Lech Poznań, spisujący się w tym sezonie poniżej oczekiwań, wkrótce może być silniejszy kadrowo. Nie za sprawą spektakularnego transferu, ale "powrotu" do gry Barry'ego Douglasa. Cudzysłów nieprzypadkowy, bowiem sprowadzony latem szkocki obrońca nie zdążył jeszcze zadebiutować w drużynie.

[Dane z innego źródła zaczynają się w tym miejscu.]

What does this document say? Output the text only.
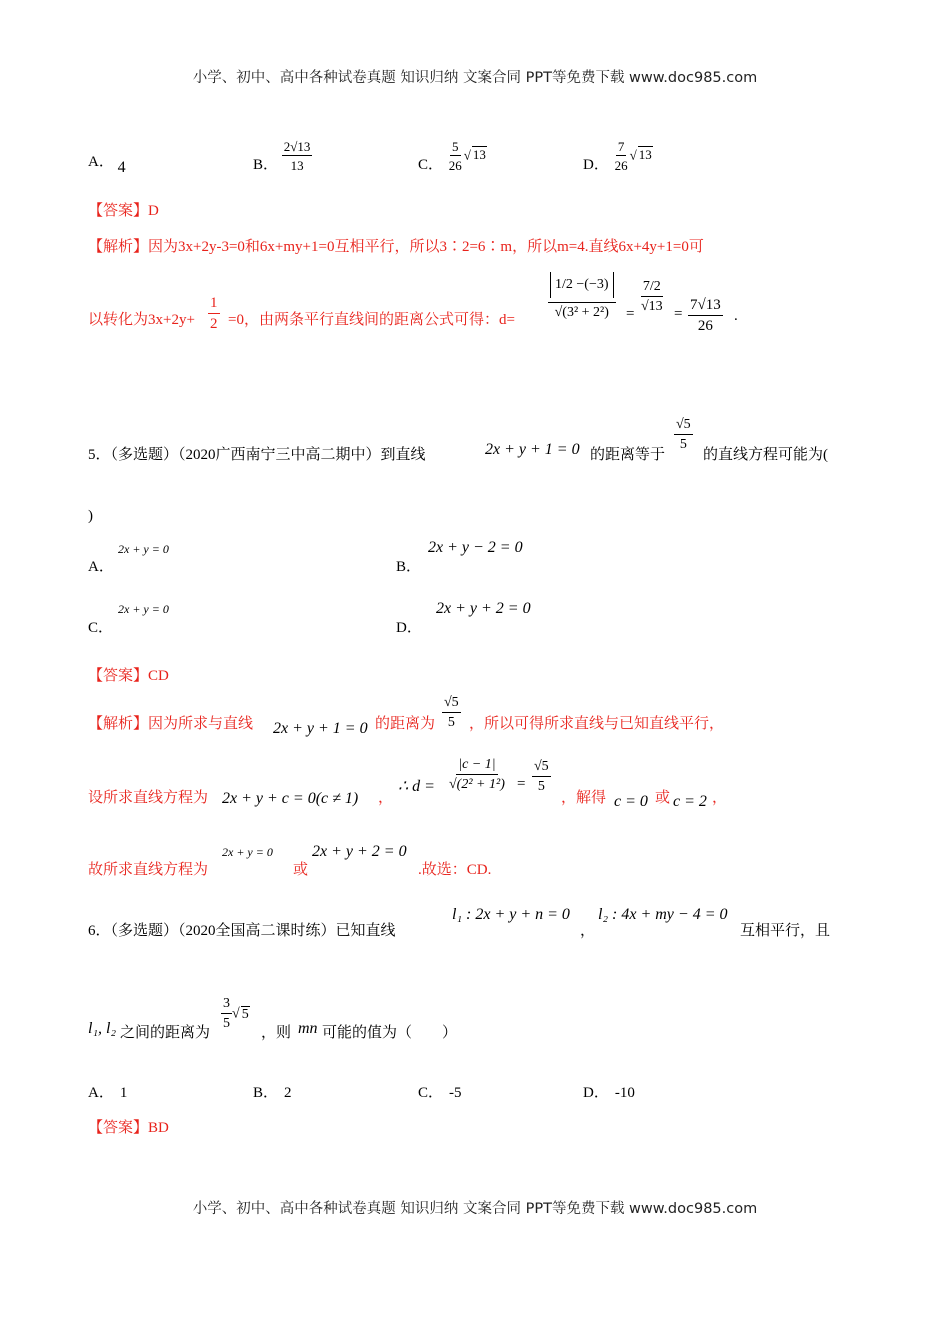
小学、初中、高中各种试卷真题 知识归纳 文案合同 PPT等免费下载 www.doc985.com
A． 4	B． $\frac{2√13}{13}$	C． $\frac{5}{26}$ √ 13
D． $\frac{7}{26}$ √ 13
【答案】D
【解析】因为3x+2y-3=0和6x+my+1=0互相平行，所以3∶2=6∶m，所以m=4.直线6x+4y+1=0可
以转化为$3x+2y+ \frac{1}{2} =0$，由两条平行直线间的距离公式可得：$d= \frac{1/2 -(-3)}{\text{√(3² + 2²)}} = \frac{7/2}{√13} = \frac{7√13}{26}$ .
5．（多选题）（2020广西南宁三中高二期中）到直线	2x + y + 1 = 0 的距离等于
$\frac{√5}{5}$
的直线方程可能为(
)
A．
2x + y = 0
B．
2x + y − 2 = 0
C．
2x + y = 0
D．
2x + y + 2 = 0
【答案】CD
【解析】因为所求与直线 2x + y + 1 = 0 的距离为 $\frac{√5}{5}$ ，所以可得所求直线与已知直线平行，
设所求直线方程为 2x + y + c = 0(c ≠ 1) ，
∴ $d = \frac{|c - 1|}{\text{√(2² + 1²)}} = \frac{√5}{5}$
，解得 c = 0 或 c = 2 ，
故所求直线方程为
2x + y = 0
或
2x + y + 2 = 0
.故选：CD.
6．（多选题）（2020全国高二课时练）已知直线
l₁ : 2x + y + n = 0
，
l₂ : 4x + my − 4 = 0
互相平行，且
l₁, l₂ 之间的距离为
$\frac{3}{5}$ √ 5
，则 mn 可能的值为（　　）
A． 1	B． 2	C． -5	D． -10
【答案】BD
小学、初中、高中各种试卷真题 知识归纳 文案合同 PPT等免费下载 www.doc985.com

Lechici osiągnęli porozumienie ze Szkotem pod koniec maja, a formalnie Douglas został piłkarzem "Kolejorza" 1 lipca. Nie miał on jednak jeszcze okazji zagrać w oficjalnym meczu, ponieważ na początku okresu przygotowawczego doznał urazu mięśnia uda. Kontuzja wykluczyła go z treningów na miesiąc.

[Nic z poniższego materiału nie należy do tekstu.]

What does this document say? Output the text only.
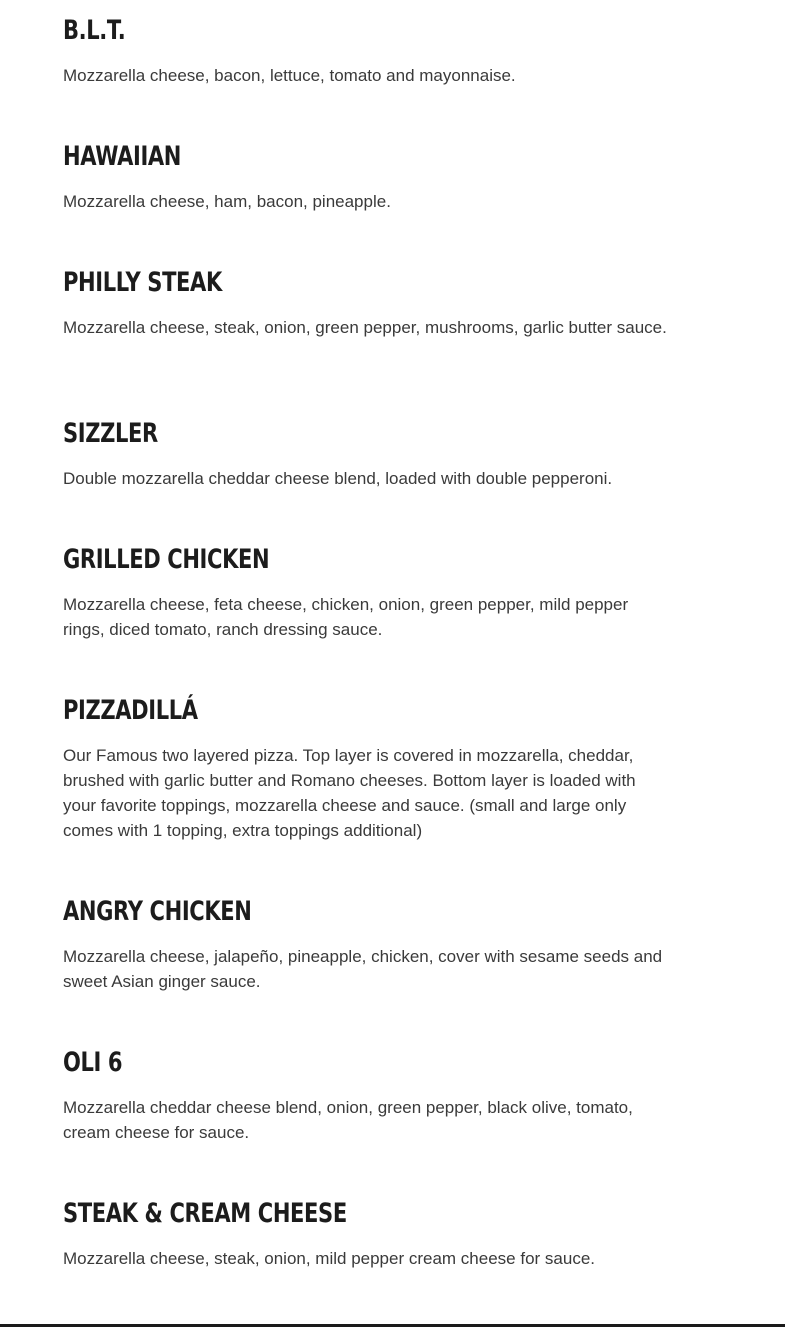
B.L.T.

Mozzarella cheese, bacon, lettuce, tomato and mayonnaise.

HAWAIIAN

Mozzarella cheese, ham, bacon, pineapple.

PHILLY STEAK

Mozzarella cheese, steak, onion, green pepper, mushrooms, garlic butter sauce.

SIZZLER

Double mozzarella cheddar cheese blend, loaded with double pepperoni.

GRILLED CHICKEN

Mozzarella cheese, feta cheese, chicken, onion, green pepper, mild pepper rings, diced tomato, ranch dressing sauce.

PIZZADILLÁ

Our Famous two layered pizza. Top layer is covered in mozzarella, cheddar, brushed with garlic butter and Romano cheeses. Bottom layer is loaded with your favorite toppings, mozzarella cheese and sauce. (small and large only comes with 1 topping, extra toppings additional)

ANGRY CHICKEN

Mozzarella cheese, jalapeño, pineapple, chicken, cover with sesame seeds and sweet Asian ginger sauce.

OLI 6

Mozzarella cheddar cheese blend, onion, green pepper, black olive, tomato, cream cheese for sauce.

STEAK & CREAM CHEESE

Mozzarella cheese, steak, onion, mild pepper cream cheese for sauce.
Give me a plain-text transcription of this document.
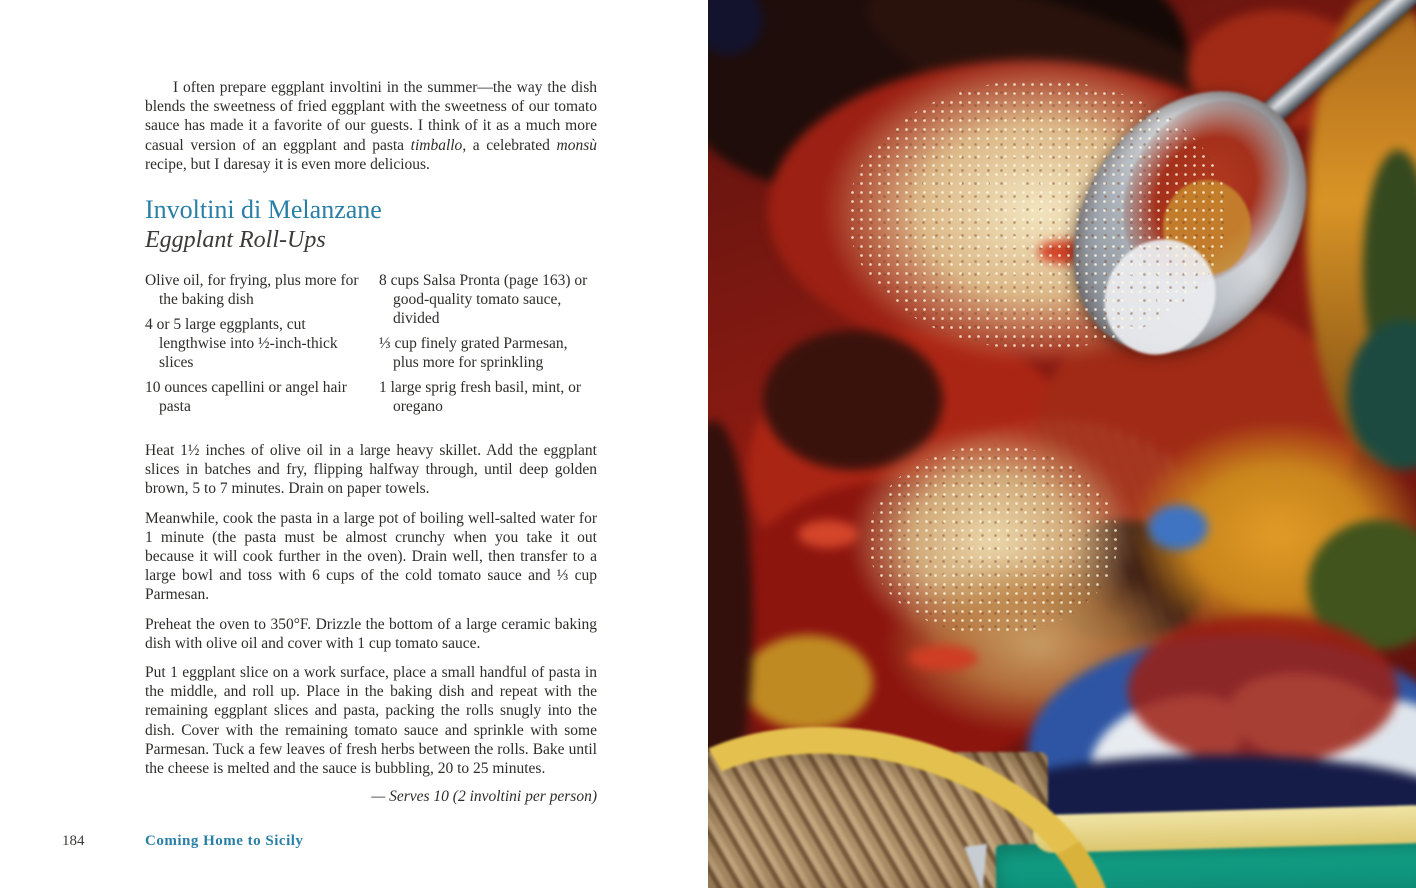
I often prepare eggplant involtini in the summer—the way the dish blends the sweetness of fried eggplant with the sweetness of our tomato sauce has made it a favorite of our guests. I think of it as a much more casual version of an eggplant and pasta timballo, a celebrated monsù recipe, but I daresay it is even more delicious.

Involtini di Melanzane
Eggplant Roll-Ups

Olive oil, for frying, plus more for the baking dish

4 or 5 large eggplants, cut lengthwise into ½-inch-thick slices

10 ounces capellini or angel hair pasta

8 cups Salsa Pronta (page 163) or good-quality tomato sauce, divided

⅓ cup finely grated Parmesan, plus more for sprinkling

1 large sprig fresh basil, mint, or oregano

Heat 1½ inches of olive oil in a large heavy skillet. Add the eggplant slices in batches and fry, flipping halfway through, until deep golden brown, 5 to 7 minutes. Drain on paper towels.

Meanwhile, cook the pasta in a large pot of boiling well-salted water for 1 minute (the pasta must be almost crunchy when you take it out because it will cook further in the oven). Drain well, then transfer to a large bowl and toss with 6 cups of the cold tomato sauce and ⅓ cup Parmesan.

Preheat the oven to 350°F. Drizzle the bottom of a large ceramic baking dish with olive oil and cover with 1 cup tomato sauce.

Put 1 eggplant slice on a work surface, place a small handful of pasta in the middle, and roll up. Place in the baking dish and repeat with the remaining eggplant slices and pasta, packing the rolls snugly into the dish. Cover with the remaining tomato sauce and sprinkle with some Parmesan. Tuck a few leaves of fresh herbs between the rolls. Bake until the cheese is melted and the sauce is bubbling, 20 to 25 minutes.

— Serves 10 (2 involtini per person)

184	Coming Home to Sicily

Piłkarz zaczął już jednak treningi z drużyną. - Barry nie wykonywał jeszcze wszystkich ćwiczeń, ale chcemy powoli wprowadzać go do pełnego treningu z drużyną. Na pierwszych zajęciach boisko opuścił nieco wcześniej niż inni zawodnicy, ale nie było to podyktowane odnowieniem urazu, tylko planowaliśmy to jeszcze przed zajęciami. Myślę, że za ok. 2 tygodnie będzie już w pełni zdolny do gry - mówi II trener Lecha, Jerzy Cyrak.
Douglas lekiem na całe zło?
Istnieje więc szansa, że zawodnik będzie do dyspozycji trenera Mariusza Rumaka już w meczu z Zawiszą Bydgoszcz 1 września. Ta wiadomość z pewnością cieszy szkoleniowca Lecha, bowiem to właśnie zestawienie linii obrony przyprawia go o bół głowy od samego początku sezonu.
Odbija się to na wynikach osiąganych przez wicemistrzów Polski w pierwszych spotkaniach. W czterech kolejkach ligowych poznaniacy zgromadzili sześć punktów, a w III rundzie eliminacji Ligi Europy odpadli z niżej notowanym Żalgirisem Wilno.